19 July 2018

The Guardian: How can the Brexit stalemate be broken?

Discussions in Brussels will continue over the summer, key leavers including Michael Gove and Andrea Leadsom are still onside, and some analysts believe it would do no harm for May to have to abandon aspects of the Chequers deal that the EU27 would always be likely to reject – including the complex “facilitated customs arrangement”.

According to Anand Menon, the director of the thinktank UK in a Changing Europe, the ERG has “scuppered a plan that could never have worked: calm down everyone”. [...]

Paradoxically, the article 50 deadline of March next year could also strengthen May’s hand. A good proportion of MPs in her party – though not many of the ERG – and Labour are convinced that leaving the EU with no deal would be a disaster. So as time runs out, it will become less and less practical for MPs to try to send May back to the drawing board.

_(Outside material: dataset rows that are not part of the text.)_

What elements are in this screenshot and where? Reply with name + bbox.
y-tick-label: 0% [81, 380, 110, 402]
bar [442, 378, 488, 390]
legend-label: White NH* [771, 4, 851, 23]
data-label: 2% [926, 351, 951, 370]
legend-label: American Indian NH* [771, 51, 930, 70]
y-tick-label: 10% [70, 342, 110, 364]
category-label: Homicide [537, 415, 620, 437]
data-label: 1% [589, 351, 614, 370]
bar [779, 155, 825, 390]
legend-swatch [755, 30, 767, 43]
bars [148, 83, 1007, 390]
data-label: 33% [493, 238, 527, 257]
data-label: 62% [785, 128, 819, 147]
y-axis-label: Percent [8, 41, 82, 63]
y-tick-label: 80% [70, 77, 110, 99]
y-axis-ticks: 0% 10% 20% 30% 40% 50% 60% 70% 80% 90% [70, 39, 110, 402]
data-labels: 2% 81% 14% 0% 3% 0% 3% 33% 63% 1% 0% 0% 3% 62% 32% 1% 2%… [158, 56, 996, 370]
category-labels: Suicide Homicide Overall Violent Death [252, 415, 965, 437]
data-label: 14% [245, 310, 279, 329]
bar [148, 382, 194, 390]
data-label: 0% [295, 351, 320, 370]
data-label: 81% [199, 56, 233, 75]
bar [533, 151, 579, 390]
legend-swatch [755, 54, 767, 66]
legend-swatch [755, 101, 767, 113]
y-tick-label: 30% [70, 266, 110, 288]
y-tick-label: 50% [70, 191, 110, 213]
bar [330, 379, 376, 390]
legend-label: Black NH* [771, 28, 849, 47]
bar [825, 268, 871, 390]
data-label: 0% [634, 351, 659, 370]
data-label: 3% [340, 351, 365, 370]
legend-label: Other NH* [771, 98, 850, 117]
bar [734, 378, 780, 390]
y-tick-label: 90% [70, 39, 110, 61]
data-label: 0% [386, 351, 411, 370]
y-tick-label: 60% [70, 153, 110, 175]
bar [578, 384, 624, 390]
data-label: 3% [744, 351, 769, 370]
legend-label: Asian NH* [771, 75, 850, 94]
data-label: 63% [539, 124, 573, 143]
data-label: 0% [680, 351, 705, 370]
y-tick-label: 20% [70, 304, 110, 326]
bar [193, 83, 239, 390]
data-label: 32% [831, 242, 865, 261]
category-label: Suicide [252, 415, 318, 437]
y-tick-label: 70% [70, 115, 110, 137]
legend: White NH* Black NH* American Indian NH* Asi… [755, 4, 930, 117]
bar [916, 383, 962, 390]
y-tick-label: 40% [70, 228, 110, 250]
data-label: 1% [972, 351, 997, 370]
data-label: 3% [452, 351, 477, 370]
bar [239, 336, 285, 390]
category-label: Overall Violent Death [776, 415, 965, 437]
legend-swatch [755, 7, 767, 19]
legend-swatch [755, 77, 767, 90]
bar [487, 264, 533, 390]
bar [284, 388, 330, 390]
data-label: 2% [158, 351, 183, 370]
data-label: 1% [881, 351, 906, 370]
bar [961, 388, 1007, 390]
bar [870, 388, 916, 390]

The deadline also makes it less tempting for the hardliners to throw May overboard, by firing off 48 letters to Sir Graham Brady, the chairman of the 1922 committee, and trigger a vote of no confidence in an attempt to replace her.  [...]

Cowley says: “Labour has a four- or five-point lead in some polls. That’s as nothing compared to what I think you’d see if we had a general election fought with the Conservative party in the state they’re in at the moment, because they would just fall in on themselves.”